The 2010 Pritzker Award winners, Kazuyo Sejima and Ryue Nishizawa, partners in the Japanese architectural firm Sanaa, have completed only two buildings in the US: the New Museum in New York, a sculptural stack of rectilinear boxes, which was completed in 2007, and a glass pavilion for the Toledo Museum of Art, completed in 2006 (above). Despite this slender output so far, among American critics Sejima and Nishizawa have emerged as the anti-Libeskinds. Their geometric forms are self-effacing and accessible, yet they exude a Dwell Magazine-like cool.
Sanaa buildings are invariably beautiful, an eternal verity in architecture. They have emerged from a construction environment that, until recently, has stressed bland, transient structures. Land in Japan is staggeringly expensive, particularly in Tokyo, so buildings can often seem like an afterthought. Obsolescence can start setting in after a decade. The constant turnover of buildings employs thousands of architects, all of whom are designing the same building over and over again: the anonymous tower housing a faceless corporate bureaucracy. Tokyo’s buildings only come alive after dark, when corporate brands are illuminated in neon and LCD lights.
However, by the mid-1990s the so-called atelier architects began to land some prestigious commissions outside Japan. Corporate procurement departments in Japan started to notice, so gradually high-end Japanese architects began designing elegant buildings with organic, lightweight structures, which had conveyed a sense of “Japaneseness” to Western clients. In effect, the Japanese were importing a version of their own culture. (A similar phenomenon occurred in Japanese cinema in the 1950s, when the most “Japanese” directors were those that were initially more popular in foreign markets.) Besides Sanaa, atelier architects with reputations outside Japan include Yoshio Taniguchi, who redesigned the Museum of Modern Art in New York, and Fumihiko Maki & Associates, who designed Tower 4 at Ground Zero.

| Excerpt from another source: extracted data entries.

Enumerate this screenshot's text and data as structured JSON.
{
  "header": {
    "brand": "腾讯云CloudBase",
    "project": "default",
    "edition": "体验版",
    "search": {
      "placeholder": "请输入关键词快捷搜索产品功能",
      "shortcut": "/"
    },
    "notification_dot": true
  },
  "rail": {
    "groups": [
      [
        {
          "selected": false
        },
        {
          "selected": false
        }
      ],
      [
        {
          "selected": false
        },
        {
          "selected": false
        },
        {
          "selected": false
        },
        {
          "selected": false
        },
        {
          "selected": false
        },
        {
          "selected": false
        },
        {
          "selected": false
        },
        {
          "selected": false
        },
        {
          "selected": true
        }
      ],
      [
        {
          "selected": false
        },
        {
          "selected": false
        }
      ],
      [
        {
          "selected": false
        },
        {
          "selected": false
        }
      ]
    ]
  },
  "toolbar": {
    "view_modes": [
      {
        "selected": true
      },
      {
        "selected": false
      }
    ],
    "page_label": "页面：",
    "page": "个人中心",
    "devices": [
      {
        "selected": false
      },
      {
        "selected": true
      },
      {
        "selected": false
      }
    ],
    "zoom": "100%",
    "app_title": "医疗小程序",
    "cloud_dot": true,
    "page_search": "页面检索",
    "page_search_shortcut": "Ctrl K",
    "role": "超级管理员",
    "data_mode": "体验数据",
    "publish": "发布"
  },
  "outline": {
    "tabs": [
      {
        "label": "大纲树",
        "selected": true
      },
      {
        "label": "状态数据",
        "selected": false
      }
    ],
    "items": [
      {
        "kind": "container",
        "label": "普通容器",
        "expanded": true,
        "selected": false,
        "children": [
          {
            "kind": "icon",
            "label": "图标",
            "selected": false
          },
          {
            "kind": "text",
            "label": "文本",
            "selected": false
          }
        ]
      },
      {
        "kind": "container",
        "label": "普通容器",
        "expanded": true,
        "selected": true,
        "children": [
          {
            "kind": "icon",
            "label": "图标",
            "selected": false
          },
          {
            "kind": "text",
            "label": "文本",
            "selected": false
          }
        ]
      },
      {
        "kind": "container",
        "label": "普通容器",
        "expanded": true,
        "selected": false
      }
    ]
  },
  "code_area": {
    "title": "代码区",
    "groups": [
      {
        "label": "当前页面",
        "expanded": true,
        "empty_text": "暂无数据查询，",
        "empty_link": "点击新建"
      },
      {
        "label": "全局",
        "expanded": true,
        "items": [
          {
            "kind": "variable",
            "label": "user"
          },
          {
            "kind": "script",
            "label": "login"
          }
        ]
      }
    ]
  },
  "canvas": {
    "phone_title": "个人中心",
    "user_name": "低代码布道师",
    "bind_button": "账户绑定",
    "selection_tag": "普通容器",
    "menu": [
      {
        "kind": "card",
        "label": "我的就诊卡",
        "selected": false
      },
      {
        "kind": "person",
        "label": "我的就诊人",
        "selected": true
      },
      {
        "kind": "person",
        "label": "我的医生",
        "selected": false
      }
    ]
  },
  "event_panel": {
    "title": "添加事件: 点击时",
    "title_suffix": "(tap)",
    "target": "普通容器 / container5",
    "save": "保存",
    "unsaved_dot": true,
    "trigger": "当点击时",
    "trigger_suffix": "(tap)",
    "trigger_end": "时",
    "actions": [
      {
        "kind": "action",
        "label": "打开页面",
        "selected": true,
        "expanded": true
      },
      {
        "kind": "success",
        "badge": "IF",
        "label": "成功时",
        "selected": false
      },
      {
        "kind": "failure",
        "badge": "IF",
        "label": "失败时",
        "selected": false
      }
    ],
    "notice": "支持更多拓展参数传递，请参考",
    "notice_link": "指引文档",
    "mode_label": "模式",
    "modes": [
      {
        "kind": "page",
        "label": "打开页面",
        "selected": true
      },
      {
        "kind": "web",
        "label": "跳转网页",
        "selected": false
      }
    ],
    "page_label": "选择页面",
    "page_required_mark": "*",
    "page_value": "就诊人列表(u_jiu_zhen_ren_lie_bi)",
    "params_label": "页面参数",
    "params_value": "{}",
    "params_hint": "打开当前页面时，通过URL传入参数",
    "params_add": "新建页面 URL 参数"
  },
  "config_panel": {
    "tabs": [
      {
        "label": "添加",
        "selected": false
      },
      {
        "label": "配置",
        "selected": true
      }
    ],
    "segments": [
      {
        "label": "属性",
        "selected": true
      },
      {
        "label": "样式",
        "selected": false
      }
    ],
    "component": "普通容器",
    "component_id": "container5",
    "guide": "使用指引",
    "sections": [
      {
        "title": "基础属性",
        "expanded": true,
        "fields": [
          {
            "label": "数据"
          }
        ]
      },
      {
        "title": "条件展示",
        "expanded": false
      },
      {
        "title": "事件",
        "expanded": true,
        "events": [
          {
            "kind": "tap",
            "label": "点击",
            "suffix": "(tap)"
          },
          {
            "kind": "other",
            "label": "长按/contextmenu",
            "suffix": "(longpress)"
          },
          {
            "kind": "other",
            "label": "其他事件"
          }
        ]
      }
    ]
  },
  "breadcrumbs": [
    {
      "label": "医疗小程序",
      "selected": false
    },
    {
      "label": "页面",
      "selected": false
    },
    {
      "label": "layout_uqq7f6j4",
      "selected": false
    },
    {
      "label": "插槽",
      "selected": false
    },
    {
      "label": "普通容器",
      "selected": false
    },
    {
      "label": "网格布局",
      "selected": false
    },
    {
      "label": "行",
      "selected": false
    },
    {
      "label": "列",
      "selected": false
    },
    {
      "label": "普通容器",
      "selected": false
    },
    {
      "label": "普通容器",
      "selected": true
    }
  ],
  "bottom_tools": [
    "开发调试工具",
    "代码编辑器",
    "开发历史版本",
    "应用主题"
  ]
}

Sejima and Nishizawa may create delicate glass boxes–they are to glass what Tadao Ando is to cement–but that doesn’t mean they create garden ornaments. After all, the New Museum is in the Bowery, and their latest major commission has a Bilbao-like mission to lend sexiness to a run down industrial city. Sanaa is working on a 300,000-square-foot branch of the Louvre in Lens, a city in northern France that one travel guide book bluntly describes as “known for absolutely nothing.” Soon it will be known for its museum by Sejima and Nishizawa.